Hazine ve Maliye Bakanı Nureddin Nebati, Yeni Şafak gazetesine konuştu:
ABD Hazine Bakan Yardımcısı Wally Adeyemo’nun Türk iş dünyası temsilcisi sivil toplum kuruluşlarına gönderdiği mektup standart mı? Mektubun içeriği kuruma göre farklı mı, içerik olarak kaç farklı mektuptan bahsedebiliriz?
Türkiye; Moskova ve Kiev arasında kalıcı ve adil bir barışın sağlanması amacıyla savaşın başladığı ilk günden bu yana yoğun bir diplomasi trafiğini başarılı bir şekilde yürütüyor. Ülkemiz, bir taraftan savaşın müzakereler yoluyla sona erdirilmesi için yoğun bir çaba sarf ederken diğer taraftan ise bölgesel ve küresel sorunlara çözüm üretmek amacıyla çalışmalarına devam etmekte. Hem Ukrayna hem de Rusya ile derin ekonomik ve siyasi ilişkilere sahip olan Türkiye, savaşın sonlandırılması için en çok gayret eden ülkelerden biridir. Türkiye, pek çok kez tek taraflı yaptırımlara katılmadığına dikkat çekmiş ancak Rusya’nın da asla yaptırımları by-pas etmesine izin vermeyeceğini açık bir dille ifade etti.
Devam eden süreç ve yaptırımlar konusunda Türkiye’nin konumunda bir değişiklik söz konusu olmadığı gibi herhangi bir kurum veya kişinin yaptırımları delmesine izin verilmeyecek. Türkiye, iletişime ve iş birliğine açıktır. Nitekim geçtiğimiz haftalarda Bakan Yardımcımız Yunus Bey ile ABD Hazine Bakan Yardımcısı Wally Adeyemo arasında bir görüşme gerçekleşmiş ve güçlü iş birliğinin önemine vurgu yapıldı.

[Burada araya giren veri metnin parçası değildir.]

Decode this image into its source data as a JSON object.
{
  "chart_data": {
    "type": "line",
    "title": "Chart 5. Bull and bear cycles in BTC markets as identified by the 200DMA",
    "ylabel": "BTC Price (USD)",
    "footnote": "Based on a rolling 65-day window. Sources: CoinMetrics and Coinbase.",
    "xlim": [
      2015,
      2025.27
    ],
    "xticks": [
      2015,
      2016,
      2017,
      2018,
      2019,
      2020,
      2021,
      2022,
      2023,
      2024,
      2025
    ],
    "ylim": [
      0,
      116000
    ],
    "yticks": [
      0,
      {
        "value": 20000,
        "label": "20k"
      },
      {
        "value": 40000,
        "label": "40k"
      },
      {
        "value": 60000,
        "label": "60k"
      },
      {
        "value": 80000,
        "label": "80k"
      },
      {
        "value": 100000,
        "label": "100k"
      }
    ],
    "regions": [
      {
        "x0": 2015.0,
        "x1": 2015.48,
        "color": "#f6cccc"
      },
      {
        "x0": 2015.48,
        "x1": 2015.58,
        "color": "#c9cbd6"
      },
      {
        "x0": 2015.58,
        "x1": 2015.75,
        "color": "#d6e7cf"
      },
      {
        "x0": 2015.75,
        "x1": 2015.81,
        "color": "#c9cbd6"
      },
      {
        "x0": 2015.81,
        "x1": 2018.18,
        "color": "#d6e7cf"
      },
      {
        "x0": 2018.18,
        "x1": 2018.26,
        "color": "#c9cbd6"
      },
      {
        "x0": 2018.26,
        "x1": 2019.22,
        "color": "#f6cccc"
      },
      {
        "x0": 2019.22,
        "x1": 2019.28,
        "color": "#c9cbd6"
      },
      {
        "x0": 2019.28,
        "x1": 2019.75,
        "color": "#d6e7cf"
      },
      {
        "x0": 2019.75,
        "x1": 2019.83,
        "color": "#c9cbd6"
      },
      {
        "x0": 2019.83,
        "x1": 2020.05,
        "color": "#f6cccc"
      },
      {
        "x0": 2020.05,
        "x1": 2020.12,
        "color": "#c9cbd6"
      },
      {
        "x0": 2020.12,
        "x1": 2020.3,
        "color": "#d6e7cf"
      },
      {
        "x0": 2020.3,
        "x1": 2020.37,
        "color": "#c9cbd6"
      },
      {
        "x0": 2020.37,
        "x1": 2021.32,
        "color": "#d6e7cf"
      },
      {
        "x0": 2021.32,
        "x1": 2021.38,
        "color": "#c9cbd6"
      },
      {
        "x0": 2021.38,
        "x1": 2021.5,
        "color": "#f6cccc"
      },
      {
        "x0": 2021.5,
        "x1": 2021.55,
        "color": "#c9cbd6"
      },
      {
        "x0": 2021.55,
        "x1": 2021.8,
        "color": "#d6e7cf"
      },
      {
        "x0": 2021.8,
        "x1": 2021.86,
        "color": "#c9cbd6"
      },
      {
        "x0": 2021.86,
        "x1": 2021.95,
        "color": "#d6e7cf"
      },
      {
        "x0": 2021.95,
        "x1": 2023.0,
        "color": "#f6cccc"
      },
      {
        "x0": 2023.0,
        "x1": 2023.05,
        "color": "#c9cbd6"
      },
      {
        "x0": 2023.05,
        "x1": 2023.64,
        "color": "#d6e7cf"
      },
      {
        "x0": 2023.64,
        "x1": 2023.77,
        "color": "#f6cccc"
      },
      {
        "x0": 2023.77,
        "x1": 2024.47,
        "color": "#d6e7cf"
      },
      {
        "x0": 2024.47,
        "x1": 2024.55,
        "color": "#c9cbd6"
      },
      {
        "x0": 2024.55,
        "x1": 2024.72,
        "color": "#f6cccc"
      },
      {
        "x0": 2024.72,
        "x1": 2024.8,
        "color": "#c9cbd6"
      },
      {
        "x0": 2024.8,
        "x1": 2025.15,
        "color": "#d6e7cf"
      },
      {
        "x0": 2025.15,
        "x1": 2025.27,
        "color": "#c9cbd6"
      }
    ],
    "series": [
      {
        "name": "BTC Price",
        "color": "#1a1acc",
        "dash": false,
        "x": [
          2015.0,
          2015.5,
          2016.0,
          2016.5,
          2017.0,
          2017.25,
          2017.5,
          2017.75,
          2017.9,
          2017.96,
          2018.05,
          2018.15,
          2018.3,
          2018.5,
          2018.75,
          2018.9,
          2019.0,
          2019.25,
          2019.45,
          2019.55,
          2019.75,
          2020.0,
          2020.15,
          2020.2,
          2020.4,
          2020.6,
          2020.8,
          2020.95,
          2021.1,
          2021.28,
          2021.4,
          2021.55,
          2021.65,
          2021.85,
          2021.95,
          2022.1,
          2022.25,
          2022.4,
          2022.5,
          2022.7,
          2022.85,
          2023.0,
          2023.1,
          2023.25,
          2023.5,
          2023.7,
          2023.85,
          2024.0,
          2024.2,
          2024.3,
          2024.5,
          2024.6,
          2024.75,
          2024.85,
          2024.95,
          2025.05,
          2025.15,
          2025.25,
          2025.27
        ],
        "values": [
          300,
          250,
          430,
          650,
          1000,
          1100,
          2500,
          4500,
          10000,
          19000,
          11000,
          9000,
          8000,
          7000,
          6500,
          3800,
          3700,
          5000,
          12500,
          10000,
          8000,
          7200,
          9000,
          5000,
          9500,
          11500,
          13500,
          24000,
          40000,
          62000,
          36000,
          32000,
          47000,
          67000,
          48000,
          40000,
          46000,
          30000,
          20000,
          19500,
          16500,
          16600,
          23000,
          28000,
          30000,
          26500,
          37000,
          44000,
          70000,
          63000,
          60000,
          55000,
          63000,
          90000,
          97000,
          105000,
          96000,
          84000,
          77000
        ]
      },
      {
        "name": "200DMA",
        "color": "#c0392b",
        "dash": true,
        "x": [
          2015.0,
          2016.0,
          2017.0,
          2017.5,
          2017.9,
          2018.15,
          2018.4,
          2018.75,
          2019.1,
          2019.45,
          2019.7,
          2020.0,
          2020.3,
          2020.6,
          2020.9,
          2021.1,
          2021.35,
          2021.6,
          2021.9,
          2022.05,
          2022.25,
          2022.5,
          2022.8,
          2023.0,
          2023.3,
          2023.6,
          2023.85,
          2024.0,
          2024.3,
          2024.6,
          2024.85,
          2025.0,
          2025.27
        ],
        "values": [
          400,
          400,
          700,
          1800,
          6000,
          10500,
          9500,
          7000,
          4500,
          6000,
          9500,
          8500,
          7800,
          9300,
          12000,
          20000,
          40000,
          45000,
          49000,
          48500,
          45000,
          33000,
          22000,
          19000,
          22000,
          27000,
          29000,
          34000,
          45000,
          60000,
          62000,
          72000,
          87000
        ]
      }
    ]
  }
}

Bahse konu mektuplar ise benzer ve standart bir metin olarak 3 sivil toplum kuruluşuna (TÜSİAD, MÜSİAD ve TOBB) gönderilmiş ve içerikleri aynı. Rusya ve Ukrayna arasında arabulucu konumundaki tek ülke olan Türkiye, bölgedeki barış ve istikrarın teminatı olduğu gibi Avrupa Birliği’nin enerji ve gıda güvenliğinin tehlikeye düşmesini engelleyecek hayati bir role de sahiptir. NATO müttefikimiz Amerika Birleşik ABD’nin de bölgede; barışın hakim kılınması, gıda ve enerji güvenliğinin sağlanması için Türkiye’yi destekleyici adımlar atacağından şüphemiz yok. Türkiye, küresel ticarette daha fazla pay sahibi olmak için ilgili STK’larını ve reel sektör temsilcilerini destekleyerek güçlü iş birliği içerisinde çalışmaya devam edecek.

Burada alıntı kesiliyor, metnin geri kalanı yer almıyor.